Percussion (4 players)
 2 Vibraphones
 4 Bongos
 5 Temple blocks
 3 Splash cymbals
 5 Tin cans
 Brake drum
 2 Kick drums
 Washboard
 Tam-tam
 2 Slapsticks
 Crotales
 5 Log drums
 4 Opera gongs
 4 Small tom-toms

Percussion (cont'd)

 Spring coil
 Triangle
 Guiro
 Tubular bells
 Xylophone
 4 Woodblocks
 5 Cowbells
 Ratchet
 Bass drum
 2 Glockenspiels
 4 Suspended cymbals
 Sandpaper blocks

Keyboards
 Piano

Strings
 16 Violin I
 14 Violin II
 12 Violas
 10 Cellos
 8 Double basses

==Reception==
Play has received an extremely positive critical response. Reviewing the world premiere, David Wright of the Boston Classical Review wrote, "No matter how complex and seemingly chaotic the music became, Norman's contrapuntal skill and imaginative handling of the large orchestra were evident throughout." He added, "A single hearing can hardly do a piece like Play justice, but the work's ambition and brilliant performance earned it warm and prolonged applause." Reviewing a recording of the work, the music critic Alex Ross called it "a sprawling, engulfing, furiously unpredictable piece in three symphonic movements." Tom Huizenga of NPR similarly called it "witty, playful, surprisingly transparent — aside from the bazillion little things going on — and probably thrillingly difficult to pull off." David Weininger of The Boston Globe wrote:
Play [...] is being talked about as the most important long orchestral work of the 21st century. That kind of hype can often be misleading, but in this case it's quite likely accurate. The 45-minute, three-movement work, which encompasses various meanings of play — some lighthearted, some sinister — begins in an almost spastic fit of energy; musical ideas ricochet off one another furiously, almost too quickly. But embedded in the chaos are two scales: one ascending, the other descending. Their interaction and gradual transformation create the piece's overarching structure as the music progresses through three "levels," though it never loses its reckless feel.
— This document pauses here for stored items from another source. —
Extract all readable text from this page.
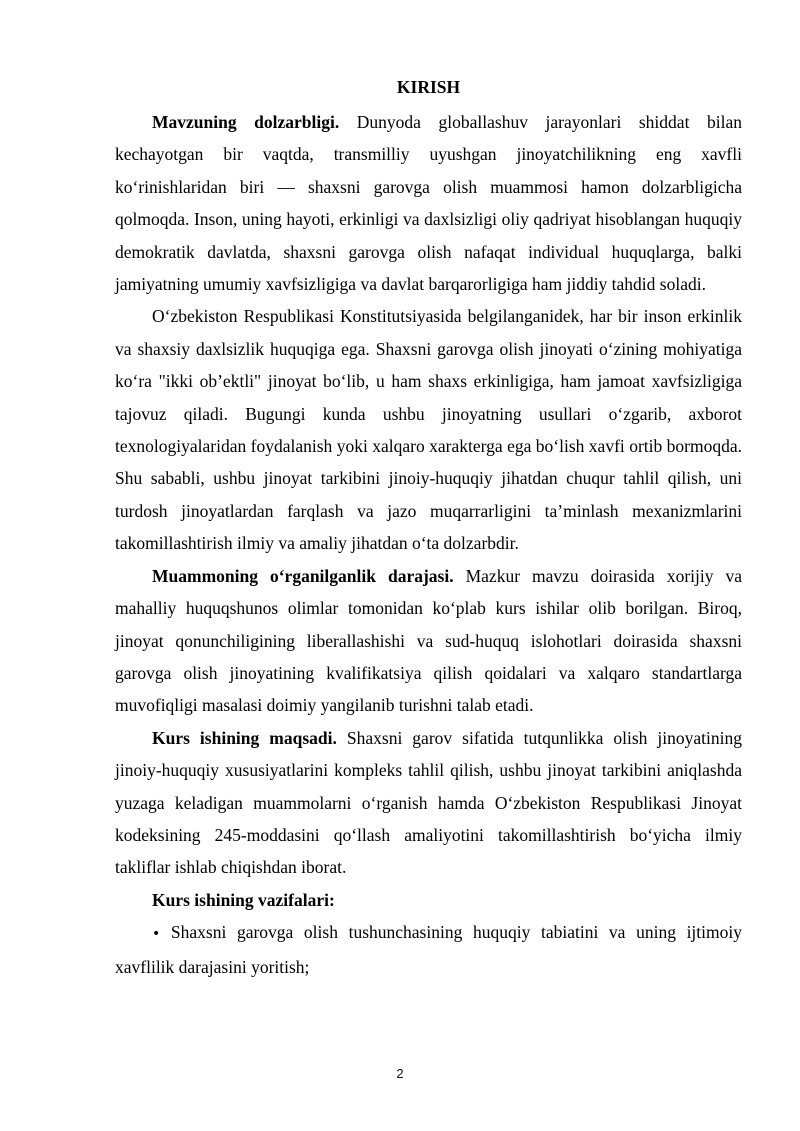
KIRISH

Mavzuning dolzarbligi. Dunyoda globallashuv jarayonlari shiddat bilan kechayotgan bir vaqtda, transmilliy uyushgan jinoyatchilikning eng xavfli ko‘rinishlaridan biri — shaxsni garovga olish muammosi hamon dolzarbligicha qolmoqda. Inson, uning hayoti, erkinligi va daxlsizligi oliy qadriyat hisoblangan huquqiy demokratik davlatda, shaxsni garovga olish nafaqat individual huquqlarga, balki jamiyatning umumiy xavfsizligiga va davlat barqarorligiga ham jiddiy tahdid soladi.

O‘zbekiston Respublikasi Konstitutsiyasida belgilanganidek, har bir inson erkinlik va shaxsiy daxlsizlik huquqiga ega. Shaxsni garovga olish jinoyati o‘zining mohiyatiga ko‘ra "ikki ob’ektli" jinoyat bo‘lib, u ham shaxs erkinligiga, ham jamoat xavfsizligiga tajovuz qiladi. Bugungi kunda ushbu jinoyatning usullari o‘zgarib, axborot texnologiyalaridan foydalanish yoki xalqaro xarakterga ega bo‘lish xavfi ortib bormoqda. Shu sababli, ushbu jinoyat tarkibini jinoiy-huquqiy jihatdan chuqur tahlil qilish, uni turdosh jinoyatlardan farqlash va jazo muqarrarligini ta’minlash mexanizmlarini takomillashtirish ilmiy va amaliy jihatdan o‘ta dolzarbdir.

Muammoning o‘rganilganlik darajasi. Mazkur mavzu doirasida xorijiy va mahalliy huquqshunos olimlar tomonidan ko‘plab kurs ishilar olib borilgan. Biroq, jinoyat qonunchiligining liberallashishi va sud-huquq islohotlari doirasida shaxsni garovga olish jinoyatining kvalifikatsiya qilish qoidalari va xalqaro standartlarga muvofiqligi masalasi doimiy yangilanib turishni talab etadi.

Kurs ishining maqsadi. Shaxsni garov sifatida tutqunlikka olish jinoyatining jinoiy-huquqiy xususiyatlarini kompleks tahlil qilish, ushbu jinoyat tarkibini aniqlashda yuzaga keladigan muammolarni o‘rganish hamda O‘zbekiston Respublikasi Jinoyat kodeksining 245-moddasini qo‘llash amaliyotini takomillashtirish bo‘yicha ilmiy takliflar ishlab chiqishdan iborat.

Kurs ishining vazifalari:

• Shaxsni garovga olish tushunchasining huquqiy tabiatini va uning ijtimoiy xavflilik darajasini yoritish;

2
In 2017, Play won the Grawemeyer Award for Music Composition.

==Recording==
The Boston Modern Orchestra Project launched a Kickstarter campaign on June 13, 2013 to raise $8,000 for a recording of Play, in addition to Norman's orchestral work Try. The campaign closed on June 30, 2013 having successfully raised $9,525. A recording of the work was subsequently released through the orchestra's label BMOP/Sound. The BMOP recording was later named one of the best classical music recordings of 2015 by David Allen of The New York Times and was nominated for the 2016 Grammy Award for Best Contemporary Classical Composition.